Corriere della Sera, 2 marzo 2018
Il grande albero dell’umanità
Antenati, che passione. Dopo un periodo di disaffezione generale per radici e legami familiari, è tornata di moda la genealogia ed è diventata digitale. Raccogliendo informazioni dai cimeli conservati in soffitta e dalla voce dei parenti più anziani, difficilmente si risale molto indietro nel tempo. Senza contare il fatto che gli alberi genealogici fai-da-te sono pieni di buchi. Per rimediare si possono consultare i registri ecclesiastici e i vecchi annunci funebri pubblicati sui giornali, ma si tratta di procedimenti laboriosi. Per fortuna oggi disponiamo di social media specializzati, in cui frotte di genealogisti amatoriali condividono la propria storia familiare, e possiamo sfruttare la computer science per ripulire e organizzare i dati. È proprio così che è stato ricostruito l’albero genealogico più grande del mondo, presentato oggi su Science.
A saperlo leggere, è capace di raccontare la storia di tredici milioni di donne e uomini vissuti negli Stati Uniti e in Europa, Italia compresa. Si tratta di un’unica enorme famiglia, più numerosa della popolazione della Lombardia. Al di là dell’exploit tecnico e delle cifre da record, è emozionante pensare di avere davanti agli occhi un compendio di tante vite, scandite da nascite, amori, migrazioni, tragedie.
Dietro alla fredda eleganza dei grafi, con tutte quelle linee colorate, ci sono miriadi di intrecci umani che coprono la bellezza di undici generazioni. Tutti insieme rappresentano un viaggio di 500 anni nel tempo e nello spazio. Dalle caravelle di Colombo alla rivoluzione industriale, dalla Guerra civile americana ai due conflitti mondiali.
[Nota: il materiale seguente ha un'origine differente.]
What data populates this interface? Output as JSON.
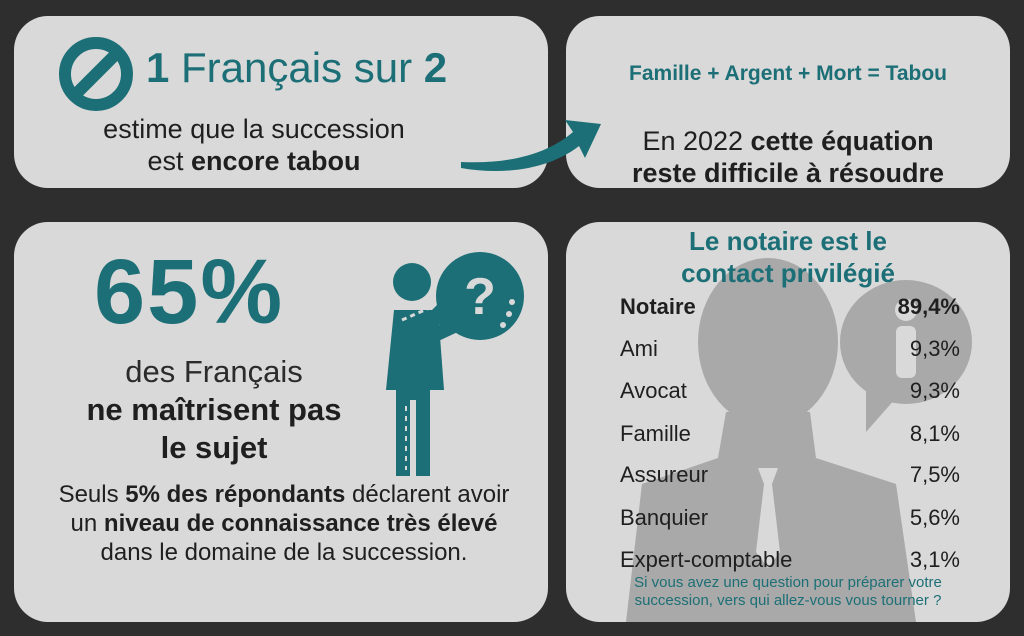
{
  "card1": {
    "headline_num1": "1",
    "headline_mid": " Français sur ",
    "headline_num2": "2",
    "line1": "estime que la succession",
    "line2_regular": "est ",
    "line2_bold": "encore tabou",
    "icon": "no-entry-icon"
  },
  "card2": {
    "equation": "Famille + Argent + Mort = Tabou",
    "line1_regular": "En 2022 ",
    "line1_bold": "cette équation",
    "line2": "reste difficile à résoudre"
  },
  "card3": {
    "percent": "65%",
    "sub1": "des Français",
    "sub2": "ne maîtrisent pas",
    "sub3": "le sujet",
    "detail": {
      "a": "Seuls ",
      "b": "5% des répondants",
      "c": " déclarent avoir un ",
      "d": "niveau de connaissance très élevé",
      "e": " dans le domaine de la succession."
    },
    "icon": "person-question-icon"
  },
  "card4": {
    "title_line1": "Le notaire est le",
    "title_line2": "contact privilégié",
    "rows": [
      {
        "label": "Notaire",
        "value": "89,4%"
      },
      {
        "label": "Ami",
        "value": "9,3%"
      },
      {
        "label": "Avocat",
        "value": "9,3%"
      },
      {
        "label": "Famille",
        "value": "8,1%"
      },
      {
        "label": "Assureur",
        "value": "7,5%"
      },
      {
        "label": "Banquier",
        "value": "5,6%"
      },
      {
        "label": "Expert-comptable",
        "value": "3,1%"
      }
    ],
    "question_line1": "Si vous avez une question pour préparer votre",
    "question_line2": "succession, vers qui allez-vous vous tourner ?",
    "icon": "businessman-info-silhouette-icon"
  },
  "colors": {
    "accent": "#1c6f76",
    "background": "#2e2e2e",
    "card": "#d9d9d9",
    "silhouette": "#a9a9a9"
  }
}
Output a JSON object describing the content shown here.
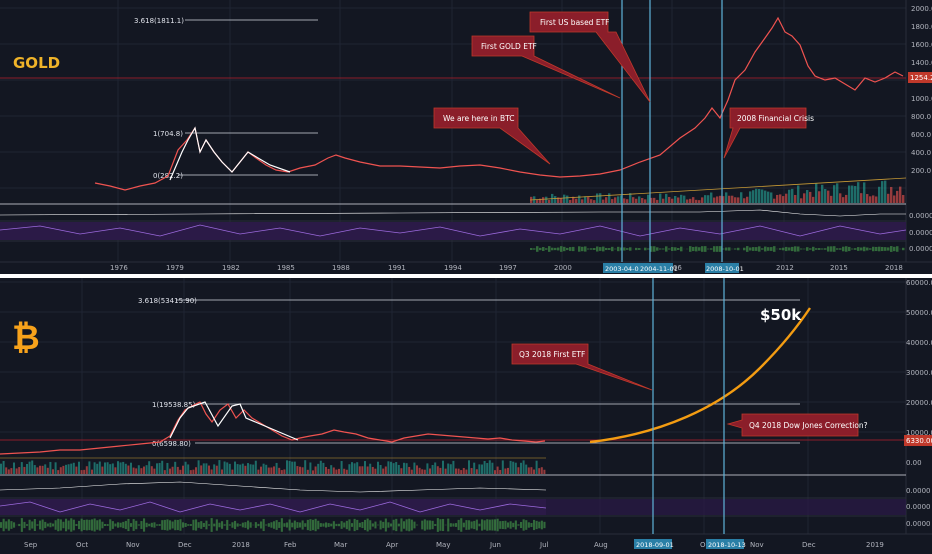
{
  "gold": {
    "title": "GOLD",
    "price_ticks": [
      "2000.0",
      "1800.0",
      "1600.0",
      "1400.0",
      "1200.0",
      "1000.0",
      "800.0",
      "600.0",
      "400.0",
      "200.0"
    ],
    "last_price": "1254.2",
    "indicator_ticks": [
      "0.0000",
      "0.0000",
      "0.0000"
    ],
    "x_ticks": [
      "1976",
      "1979",
      "1982",
      "1985",
      "1988",
      "1991",
      "1994",
      "1997",
      "2000",
      "2006",
      "2009",
      "2012",
      "2015",
      "2018"
    ],
    "date_badges": [
      "2003-04-0",
      "2004-11-01",
      "2008-10-01"
    ],
    "fib": {
      "top": "3.618(1811.1)",
      "one": "1(704.8)",
      "zero": "0(282.2)"
    },
    "callouts": [
      "First US based ETF",
      "First GOLD ETF",
      "We are here in BTC",
      "2008 Financial Crisis"
    ]
  },
  "btc": {
    "title": "₿",
    "price_ticks": [
      "60000.00",
      "50000.00",
      "40000.00",
      "30000.00",
      "20000.00",
      "10000.00",
      "0.00"
    ],
    "last_price": "6330.00",
    "indicator_ticks": [
      "0.0000",
      "0.0000",
      "0.0000"
    ],
    "x_ticks": [
      "Sep",
      "Oct",
      "Nov",
      "Dec",
      "2018",
      "Feb",
      "Mar",
      "Apr",
      "May",
      "Jun",
      "Jul",
      "Aug",
      "Oct",
      "Nov",
      "Dec",
      "2019"
    ],
    "date_badges": [
      "2018-09-01",
      "2018-10-13"
    ],
    "fib": {
      "top": "3.618(53415.90)",
      "one": "1(19538.85)",
      "zero": "0(6598.80)"
    },
    "target_label": "$50k",
    "callouts": [
      "Q3 2018 First ETF",
      "Q4 2018 Dow Jones Correction?"
    ]
  },
  "colors": {
    "background": "#131722",
    "gold_accent": "#f0b429",
    "projection": "#f39c12",
    "marker_line": "#5fb3d9",
    "callout_bg": "#8b1e2a",
    "up": "#26a69a",
    "down": "#ef5350"
  }
}
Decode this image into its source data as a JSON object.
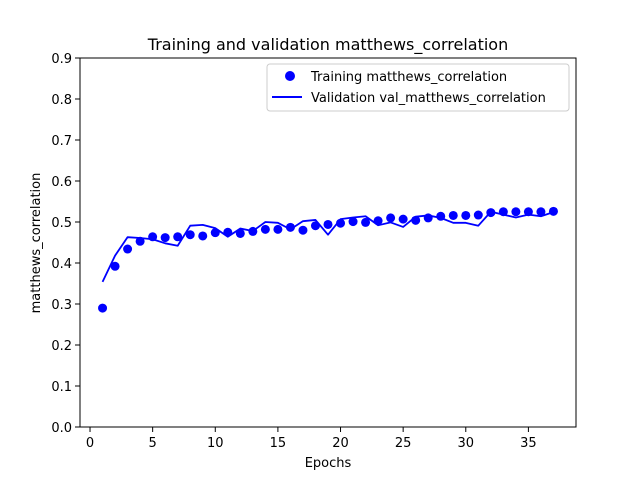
{
  "chart_data": {
    "type": "line",
    "title": "Training and validation matthews_correlation",
    "xlabel": "Epochs",
    "ylabel": "matthews_correlation",
    "xlim": [
      -0.8,
      38.8
    ],
    "ylim": [
      0.0,
      0.9
    ],
    "xticks": [
      0,
      5,
      10,
      15,
      20,
      25,
      30,
      35
    ],
    "yticks": [
      0.0,
      0.1,
      0.2,
      0.3,
      0.4,
      0.5,
      0.6,
      0.7,
      0.8,
      0.9
    ],
    "grid": false,
    "legend_position": "top-right",
    "series": [
      {
        "name": "Training matthews_correlation",
        "style": "points",
        "color": "#0000ff",
        "x": [
          1,
          2,
          3,
          4,
          5,
          6,
          7,
          8,
          9,
          10,
          11,
          12,
          13,
          14,
          15,
          16,
          17,
          18,
          19,
          20,
          21,
          22,
          23,
          24,
          25,
          26,
          27,
          28,
          29,
          30,
          31,
          32,
          33,
          34,
          35,
          36,
          37
        ],
        "values": [
          0.29,
          0.392,
          0.434,
          0.453,
          0.464,
          0.462,
          0.464,
          0.469,
          0.466,
          0.474,
          0.475,
          0.472,
          0.477,
          0.482,
          0.482,
          0.487,
          0.48,
          0.491,
          0.494,
          0.497,
          0.501,
          0.499,
          0.503,
          0.51,
          0.507,
          0.504,
          0.51,
          0.514,
          0.516,
          0.516,
          0.517,
          0.523,
          0.525,
          0.525,
          0.525,
          0.525,
          0.526
        ]
      },
      {
        "name": "Validation val_matthews_correlation",
        "style": "line",
        "color": "#0000ff",
        "x": [
          1,
          2,
          3,
          4,
          5,
          6,
          7,
          8,
          9,
          10,
          11,
          12,
          13,
          14,
          15,
          16,
          17,
          18,
          19,
          20,
          21,
          22,
          23,
          24,
          25,
          26,
          27,
          28,
          29,
          30,
          31,
          32,
          33,
          34,
          35,
          36,
          37
        ],
        "values": [
          0.354,
          0.418,
          0.463,
          0.461,
          0.458,
          0.448,
          0.442,
          0.491,
          0.493,
          0.485,
          0.464,
          0.484,
          0.478,
          0.5,
          0.498,
          0.482,
          0.502,
          0.505,
          0.469,
          0.507,
          0.511,
          0.514,
          0.492,
          0.499,
          0.488,
          0.513,
          0.516,
          0.51,
          0.498,
          0.498,
          0.491,
          0.525,
          0.518,
          0.511,
          0.518,
          0.514,
          0.524
        ]
      }
    ]
  }
}
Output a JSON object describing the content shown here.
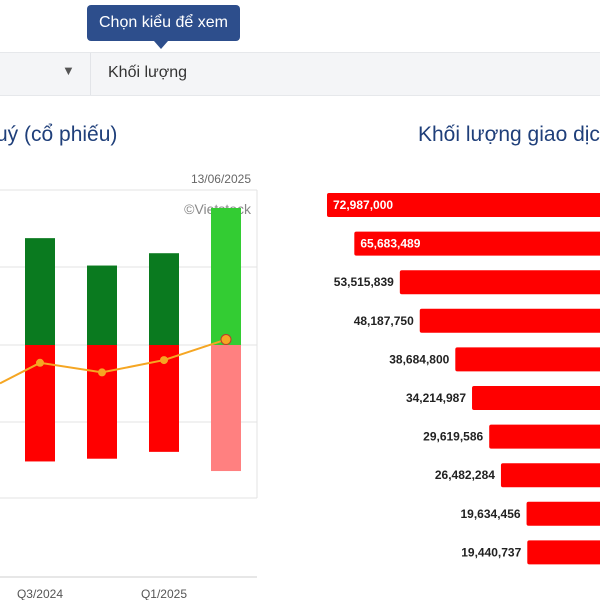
{
  "header": {
    "tooltip": "Chọn kiểu để xem",
    "selector_value": "Khối lượng",
    "selector_arrow_icon": "caret-down-icon"
  },
  "left_panel": {
    "title": "uý (cổ phiếu)",
    "date": "13/06/2025",
    "watermark": "©Vietstock"
  },
  "right_panel": {
    "title": "Khối lượng giao dịc"
  },
  "colors": {
    "dark_green": "#0a7a1f",
    "light_green": "#33cc33",
    "red": "#ff0000",
    "light_red": "#ff8080",
    "line": "#f5a623",
    "bar_red": "#ff0000"
  },
  "chart_data": [
    {
      "type": "bar",
      "visible_x_labels": [
        "Q3/2024",
        "Q1/2025"
      ],
      "series": [
        {
          "values": [
            0.78,
            0.58,
            0.67,
            1.0
          ]
        },
        {
          "values": [
            -0.85,
            -0.83,
            -0.78,
            -0.92
          ]
        }
      ],
      "line_values": [
        -0.13,
        -0.2,
        -0.11,
        0.04
      ],
      "grid": true
    },
    {
      "type": "bar",
      "orientation": "horizontal",
      "values": [
        72987000,
        65683489,
        53515839,
        48187750,
        38684800,
        34214987,
        29619586,
        26482284,
        19634456,
        19440737
      ],
      "labels": [
        "72,987,000",
        "65,683,489",
        "53,515,839",
        "48,187,750",
        "38,684,800",
        "34,214,987",
        "29,619,586",
        "26,482,284",
        "19,634,456",
        "19,440,737"
      ]
    }
  ]
}
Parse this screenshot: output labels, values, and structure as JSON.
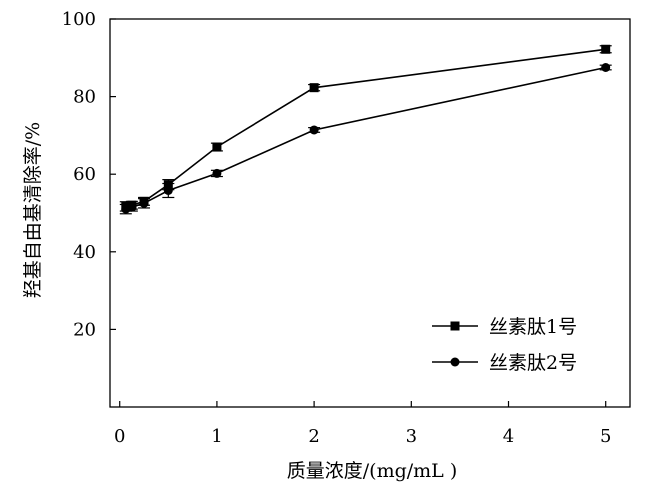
{
  "chart_data": {
    "type": "line",
    "title": "",
    "xlabel": "质量浓度/(mg/mL )",
    "ylabel": "羟基自由基清除率/%",
    "xlim": [
      -0.1,
      5.25
    ],
    "ylim": [
      0,
      100
    ],
    "x_ticks": [
      0,
      1,
      2,
      3,
      4,
      5
    ],
    "x_tick_labels": [
      "0",
      "1",
      "2",
      "3",
      "4",
      "5"
    ],
    "y_ticks": [
      20,
      40,
      60,
      80,
      100
    ],
    "y_tick_labels": [
      "20",
      "40",
      "60",
      "80",
      "100"
    ],
    "grid": false,
    "legend_position": "bottom-right",
    "series": [
      {
        "name": "丝素肽1号",
        "marker": "square",
        "x": [
          0.0625,
          0.125,
          0.25,
          0.5,
          1,
          2,
          5
        ],
        "y": [
          51.7,
          52.0,
          53.0,
          57.3,
          67.0,
          82.3,
          92.2
        ],
        "error": [
          1.2,
          1.0,
          1.0,
          1.3,
          1.0,
          0.8,
          0.9
        ]
      },
      {
        "name": "丝素肽2号",
        "marker": "circle",
        "x": [
          0.0625,
          0.125,
          0.25,
          0.5,
          1,
          2,
          5
        ],
        "y": [
          51.0,
          51.5,
          52.5,
          55.8,
          60.2,
          71.4,
          87.5
        ],
        "error": [
          1.2,
          1.0,
          1.2,
          1.8,
          0.8,
          0.6,
          0.6
        ]
      }
    ]
  }
}
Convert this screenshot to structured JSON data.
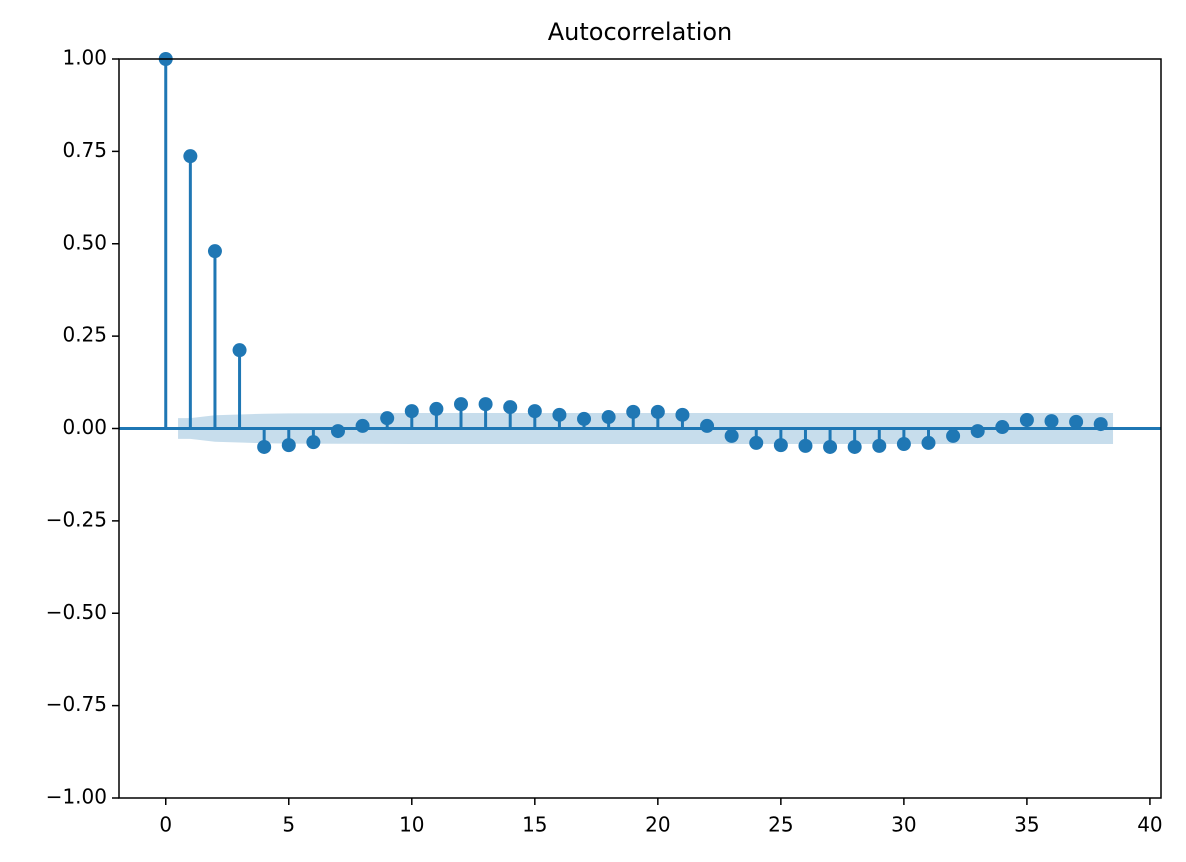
{
  "chart_data": {
    "type": "stem",
    "title": "Autocorrelation",
    "color": "#1f77b4",
    "band_color": "#1f77b4",
    "x": [
      0,
      1,
      2,
      3,
      4,
      5,
      6,
      7,
      8,
      9,
      10,
      11,
      12,
      13,
      14,
      15,
      16,
      17,
      18,
      19,
      20,
      21,
      22,
      23,
      24,
      25,
      26,
      27,
      28,
      29,
      30,
      31,
      32,
      33,
      34,
      35,
      36,
      37,
      38
    ],
    "values": [
      1.0,
      0.737,
      0.48,
      0.212,
      -0.05,
      -0.045,
      -0.037,
      -0.007,
      0.007,
      0.028,
      0.047,
      0.053,
      0.066,
      0.066,
      0.058,
      0.047,
      0.037,
      0.026,
      0.031,
      0.045,
      0.045,
      0.037,
      0.007,
      -0.02,
      -0.039,
      -0.045,
      -0.047,
      -0.05,
      -0.05,
      -0.047,
      -0.042,
      -0.039,
      -0.02,
      -0.007,
      0.004,
      0.023,
      0.02,
      0.018,
      0.012
    ],
    "confidence_band": {
      "x": [
        0.5,
        1,
        2,
        3,
        4,
        5,
        10,
        20,
        30,
        38.5
      ],
      "upper": [
        0.028,
        0.028,
        0.036,
        0.038,
        0.04,
        0.041,
        0.042,
        0.042,
        0.042,
        0.042
      ],
      "lower": [
        -0.028,
        -0.028,
        -0.036,
        -0.038,
        -0.04,
        -0.041,
        -0.042,
        -0.042,
        -0.042,
        -0.042
      ]
    },
    "xlim": [
      -1.9,
      40.45
    ],
    "ylim": [
      -1.0,
      1.0
    ],
    "xticks": [
      0,
      5,
      10,
      15,
      20,
      25,
      30,
      35,
      40
    ],
    "yticks": [
      {
        "value": -1.0,
        "label": "−1.00"
      },
      {
        "value": -0.75,
        "label": "−0.75"
      },
      {
        "value": -0.5,
        "label": "−0.50"
      },
      {
        "value": -0.25,
        "label": "−0.25"
      },
      {
        "value": 0.0,
        "label": "0.00"
      },
      {
        "value": 0.25,
        "label": "0.25"
      },
      {
        "value": 0.5,
        "label": "0.50"
      },
      {
        "value": 0.75,
        "label": "0.75"
      },
      {
        "value": 1.0,
        "label": "1.00"
      }
    ],
    "grid": false
  }
}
L’autore principale dello studio è Yaniv Erlich, specialista di scienze informatiche alla Columbia University e direttore scientifico della società che gestisce il sito web Geni.com. Proprio questo database, che si fonda sulla condivisione volontaria di dati, è servito a scaricare 86 milioni di profili pubblici. Ne sono scaturiti alcuni alberi più piccoli e il mega albero da tredici milioni di persone. Per riunirli tutti in uno, arrivando all’ultimo antenato comune, bisognerebbe retrocedere di altre 65 generazioni.
Le vicissitudini delle persone riflettono i cambiamenti sociali e le trasformazioni economiche, oltre ai rispettivi bagagli genetici. Dall’analisi dei ricercatori emerge, ad esempio, che la recente tendenza a sposarsi poco tra parenti stretti è legata a questioni culturali, più che alla maggiore facilità degli spostamenti.
È curioso scoprire, comunque, che prima del 1750 la maggior parte degli americani trovava una sposa nel raggio di dieci chilometri dal luogo natale, mentre la distanza si è estesa a cento chilometri per i nati nel 1950. «Incontrare l’amore della vita è diventato più difficile», ha commentato Erlich scherzando. Prima del 1850 erano comuni le nozze tra cugini di quarto grado, mentre oggi di solito si arriva al settimo. È interessante notare che le donne negli ultimi 300 anni si sono spostate più degli uomini, anche se i maschi, quando emigravano, si spingevano molto più lontano.
I ricercatori hanno colto l’occasione anche per fare qualche calcolo di tipo genetico, confrontando la durata della vita e i gradi di parentela. La loro conclusione è che i geni contribuiscono solo per il 16% alla variazione della longevità osservata, mentre stime precedenti ipotizzavano un peso ben maggiore. Ereditare un buon dna, secondo gli ultimi calcoli, in media prolungherebbe il nostro soggiorno sulla Terra di circa cinque anni. Non molto, se si pensa che basta fumare per perderne dieci.